“Da un articolo pubblicato lo scorso 6 marzo dal Secolo XIX, abbiamo appreso che il gruppo di Lione EM2C (unico ammesso alla seconda fase della gara bandita dal Comune di Genova e SPIM per la riqualificazione del Waterfront Levante) ha comunicato che l’operazione non è economicamente sostenibile alle condizioni fissate dal bando e con il progetto presentato per trasformare l’area della Fiera”, dichiara la capogruppo regionale Alice Salvatore, prima firmataria di un’interrogazione a risposta immediata che tuttavia non è stata discussa oggi in Consiglio regionale non essendo presente in Aula l’assessore competente Benveduti. “Ci è stata tuttavia assicurata una risposta scritta entro 7 giorni”.

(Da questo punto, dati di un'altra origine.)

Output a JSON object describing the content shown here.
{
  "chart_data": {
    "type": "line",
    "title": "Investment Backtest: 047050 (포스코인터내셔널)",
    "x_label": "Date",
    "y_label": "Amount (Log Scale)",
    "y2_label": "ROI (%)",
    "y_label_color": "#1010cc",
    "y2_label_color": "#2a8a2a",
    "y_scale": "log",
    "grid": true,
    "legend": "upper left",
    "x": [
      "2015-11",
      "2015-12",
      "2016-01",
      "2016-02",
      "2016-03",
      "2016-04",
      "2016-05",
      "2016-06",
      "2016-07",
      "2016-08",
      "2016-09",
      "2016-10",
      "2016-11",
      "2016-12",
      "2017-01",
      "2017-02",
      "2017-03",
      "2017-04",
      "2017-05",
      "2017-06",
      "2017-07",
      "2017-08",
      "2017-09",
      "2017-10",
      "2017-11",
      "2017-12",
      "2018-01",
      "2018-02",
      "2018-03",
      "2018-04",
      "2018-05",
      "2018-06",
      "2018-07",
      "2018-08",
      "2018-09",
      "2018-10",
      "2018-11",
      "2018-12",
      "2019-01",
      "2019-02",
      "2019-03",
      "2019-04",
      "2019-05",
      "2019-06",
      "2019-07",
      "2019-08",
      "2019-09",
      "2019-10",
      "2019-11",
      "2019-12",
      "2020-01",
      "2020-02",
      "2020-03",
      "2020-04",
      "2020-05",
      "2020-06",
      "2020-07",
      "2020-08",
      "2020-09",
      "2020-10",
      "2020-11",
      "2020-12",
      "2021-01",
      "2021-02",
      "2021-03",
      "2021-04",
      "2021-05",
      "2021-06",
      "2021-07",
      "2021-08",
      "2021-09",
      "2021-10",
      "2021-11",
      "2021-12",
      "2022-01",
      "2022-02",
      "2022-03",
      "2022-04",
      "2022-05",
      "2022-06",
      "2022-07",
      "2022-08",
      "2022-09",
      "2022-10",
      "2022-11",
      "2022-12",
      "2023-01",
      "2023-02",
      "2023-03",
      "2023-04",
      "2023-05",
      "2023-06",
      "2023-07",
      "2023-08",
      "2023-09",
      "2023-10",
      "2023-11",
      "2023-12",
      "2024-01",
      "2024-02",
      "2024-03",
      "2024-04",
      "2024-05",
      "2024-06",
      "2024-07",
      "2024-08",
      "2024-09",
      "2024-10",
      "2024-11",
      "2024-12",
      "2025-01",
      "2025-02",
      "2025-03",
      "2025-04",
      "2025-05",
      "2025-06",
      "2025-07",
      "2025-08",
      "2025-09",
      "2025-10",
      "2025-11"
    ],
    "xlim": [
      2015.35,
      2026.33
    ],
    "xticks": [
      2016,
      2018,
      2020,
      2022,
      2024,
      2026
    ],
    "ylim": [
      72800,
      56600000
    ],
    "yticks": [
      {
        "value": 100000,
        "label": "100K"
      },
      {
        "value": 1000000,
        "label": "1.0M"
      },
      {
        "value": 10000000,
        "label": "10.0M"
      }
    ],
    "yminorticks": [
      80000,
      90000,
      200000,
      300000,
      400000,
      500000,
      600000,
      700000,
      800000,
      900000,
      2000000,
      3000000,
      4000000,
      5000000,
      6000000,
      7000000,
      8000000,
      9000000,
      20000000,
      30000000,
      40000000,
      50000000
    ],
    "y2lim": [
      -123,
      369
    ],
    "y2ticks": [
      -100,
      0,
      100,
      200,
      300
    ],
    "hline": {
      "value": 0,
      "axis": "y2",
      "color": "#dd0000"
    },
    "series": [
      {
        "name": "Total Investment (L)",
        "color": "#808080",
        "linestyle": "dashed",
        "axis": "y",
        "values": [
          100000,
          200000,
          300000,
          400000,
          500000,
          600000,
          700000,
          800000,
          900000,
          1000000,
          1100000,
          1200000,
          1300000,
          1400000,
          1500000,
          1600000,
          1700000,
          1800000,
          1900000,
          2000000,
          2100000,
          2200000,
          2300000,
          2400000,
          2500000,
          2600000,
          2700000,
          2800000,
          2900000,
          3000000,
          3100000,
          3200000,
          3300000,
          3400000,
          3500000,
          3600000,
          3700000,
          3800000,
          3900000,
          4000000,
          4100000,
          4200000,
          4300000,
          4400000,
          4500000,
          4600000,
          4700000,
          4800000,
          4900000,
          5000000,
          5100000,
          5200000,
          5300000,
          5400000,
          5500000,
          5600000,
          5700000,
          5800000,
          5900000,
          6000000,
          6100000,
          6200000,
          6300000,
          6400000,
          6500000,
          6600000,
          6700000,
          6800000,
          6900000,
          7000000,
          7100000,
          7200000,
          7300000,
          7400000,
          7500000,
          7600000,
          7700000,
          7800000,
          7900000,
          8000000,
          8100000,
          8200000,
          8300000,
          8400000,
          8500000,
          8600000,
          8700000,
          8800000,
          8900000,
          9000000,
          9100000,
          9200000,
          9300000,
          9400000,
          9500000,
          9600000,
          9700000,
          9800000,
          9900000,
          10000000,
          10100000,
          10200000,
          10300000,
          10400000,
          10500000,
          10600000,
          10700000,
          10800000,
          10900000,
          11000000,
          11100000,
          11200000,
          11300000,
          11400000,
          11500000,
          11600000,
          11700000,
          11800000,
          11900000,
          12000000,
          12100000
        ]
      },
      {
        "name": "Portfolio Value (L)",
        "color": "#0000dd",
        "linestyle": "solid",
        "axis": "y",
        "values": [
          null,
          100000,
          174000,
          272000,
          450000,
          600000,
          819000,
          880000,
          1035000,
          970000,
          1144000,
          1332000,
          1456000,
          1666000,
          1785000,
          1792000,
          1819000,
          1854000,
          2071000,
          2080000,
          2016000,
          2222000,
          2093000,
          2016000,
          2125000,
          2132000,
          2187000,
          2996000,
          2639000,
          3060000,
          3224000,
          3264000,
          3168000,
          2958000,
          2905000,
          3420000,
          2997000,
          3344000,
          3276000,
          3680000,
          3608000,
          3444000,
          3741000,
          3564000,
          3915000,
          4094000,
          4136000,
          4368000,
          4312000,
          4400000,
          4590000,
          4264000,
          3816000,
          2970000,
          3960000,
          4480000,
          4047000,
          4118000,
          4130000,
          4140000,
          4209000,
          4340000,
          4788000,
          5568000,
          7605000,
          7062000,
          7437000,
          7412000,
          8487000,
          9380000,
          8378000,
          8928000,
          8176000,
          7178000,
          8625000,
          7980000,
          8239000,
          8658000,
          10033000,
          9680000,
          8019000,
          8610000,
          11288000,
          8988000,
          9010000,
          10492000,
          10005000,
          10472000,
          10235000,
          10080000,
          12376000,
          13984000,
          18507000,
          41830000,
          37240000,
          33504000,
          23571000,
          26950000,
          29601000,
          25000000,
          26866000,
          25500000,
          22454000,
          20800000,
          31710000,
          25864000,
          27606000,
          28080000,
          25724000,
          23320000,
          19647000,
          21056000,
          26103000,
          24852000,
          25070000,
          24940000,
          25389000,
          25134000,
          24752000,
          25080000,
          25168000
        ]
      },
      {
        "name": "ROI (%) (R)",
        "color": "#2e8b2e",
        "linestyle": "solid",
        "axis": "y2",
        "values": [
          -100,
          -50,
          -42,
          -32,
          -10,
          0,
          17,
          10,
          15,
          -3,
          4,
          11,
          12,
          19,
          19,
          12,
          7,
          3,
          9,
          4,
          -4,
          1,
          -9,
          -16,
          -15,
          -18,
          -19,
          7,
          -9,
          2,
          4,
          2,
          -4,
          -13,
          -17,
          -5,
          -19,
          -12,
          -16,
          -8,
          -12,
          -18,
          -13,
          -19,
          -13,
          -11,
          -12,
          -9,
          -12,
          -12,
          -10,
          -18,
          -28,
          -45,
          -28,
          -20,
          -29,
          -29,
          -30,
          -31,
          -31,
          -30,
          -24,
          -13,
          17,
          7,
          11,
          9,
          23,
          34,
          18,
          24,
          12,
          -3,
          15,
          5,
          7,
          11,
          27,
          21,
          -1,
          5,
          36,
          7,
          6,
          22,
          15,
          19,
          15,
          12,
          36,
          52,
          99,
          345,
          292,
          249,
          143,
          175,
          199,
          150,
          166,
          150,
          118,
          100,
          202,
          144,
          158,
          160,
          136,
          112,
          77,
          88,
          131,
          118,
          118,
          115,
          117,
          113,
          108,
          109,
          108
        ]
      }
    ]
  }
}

“Per amor di cronaca, ripercorriamo la vicenda – continua Salvatore -. Nel 2004, la darsena da diporto del Porto di Genova è stata infrastrutturata con fondi pubblici attraverso un investimento di 26 milioni di euro al fine di assegnarle una destinazione d’uso per il Salone Nautico, per le connesse attività da diporto e per il turismo nautico in generale. Per la ‘Amico & Co. Srl’ è stata pensata una concessione ventennale, mentre alla Soc. I Saloni Nautici – Ucina Confindustria Nautica è stato concesso il 40% dell’area precedentemente detenuta e per soli 4 anni”.

“La citata concessione, che il Piano Regolatore Portuale prevede unitaria, è stata illegittimamente frazionata (!) e non è stata pubblicata alcuna domanda di concessione dell’impresa Amico. Evidentemente per non svelare i contenuti della concessione definitiva, inoltre, l’Autorità di Sistema ha consentito a questa impresa di effettuare lavori di modifica dei luoghi con un semplice atto di sottomissione, senza rilascio del titolo concessorio. Cosa inconcepibile”.

Questa scelta lede Ucina e la possibilità di dare vita al progetto di un Salone Nautico quale evento diffuso durante tutto l’anno (prevedendo ad esempio il Salone dell’usato a maggio) – spiega la capogruppo -: Ucina infatti è impossibilitata a realizzarlo a causa della presenza antistante di ‘Amico & Co. Srl’, che consente di liberare lo spazio di accesso solo nella finestra temporale di 50 giorni a cavallo delle date del Salone nautico”.

“Attendiamo dunque la risposta scritta dell’assessore competente – conclude Salvatore -, dal quale vorremmo sapere se sa quale sia il motivo per cui Ucina, che rappresenta tutta l’associazione di categoria e risponde alle esigenze del protocollo stipulato con Regione Liguria, non sia l’interlocutore principale per la riqualificazione e perché la domanda di ‘Amico & Co. Srl’ non sia mai stata pubblicata, in trasparenza, da parte dell’Autorità di Sistema Portuale. Alla Giunta chiediamo anche di chiarire se condivide le scelte dell’Autorità di Sistema Portuale. Temiamo stia causando al Porto di Genova e alla Regione Liguria una grave perdita di valore, a causa di concessioni e rinnovi troppo brevi per Ucina, al punto da non consentire la realizzazione di quel piano di investimenti di respiro pluriennale da sempre proposto da “I Saloni Nautici” e promesso financo da codesta Giunta, e smodatamente lunghe invece per un unico privato che rappresenta principalmente se stesso e i propri interessi, e di certo non va d’accordo con la visione di riqualificazione urbanistica a favore della nautica da diporto di cui dovrebbe essere oggetto tutta l’area fieristica e la darsena in particolare”.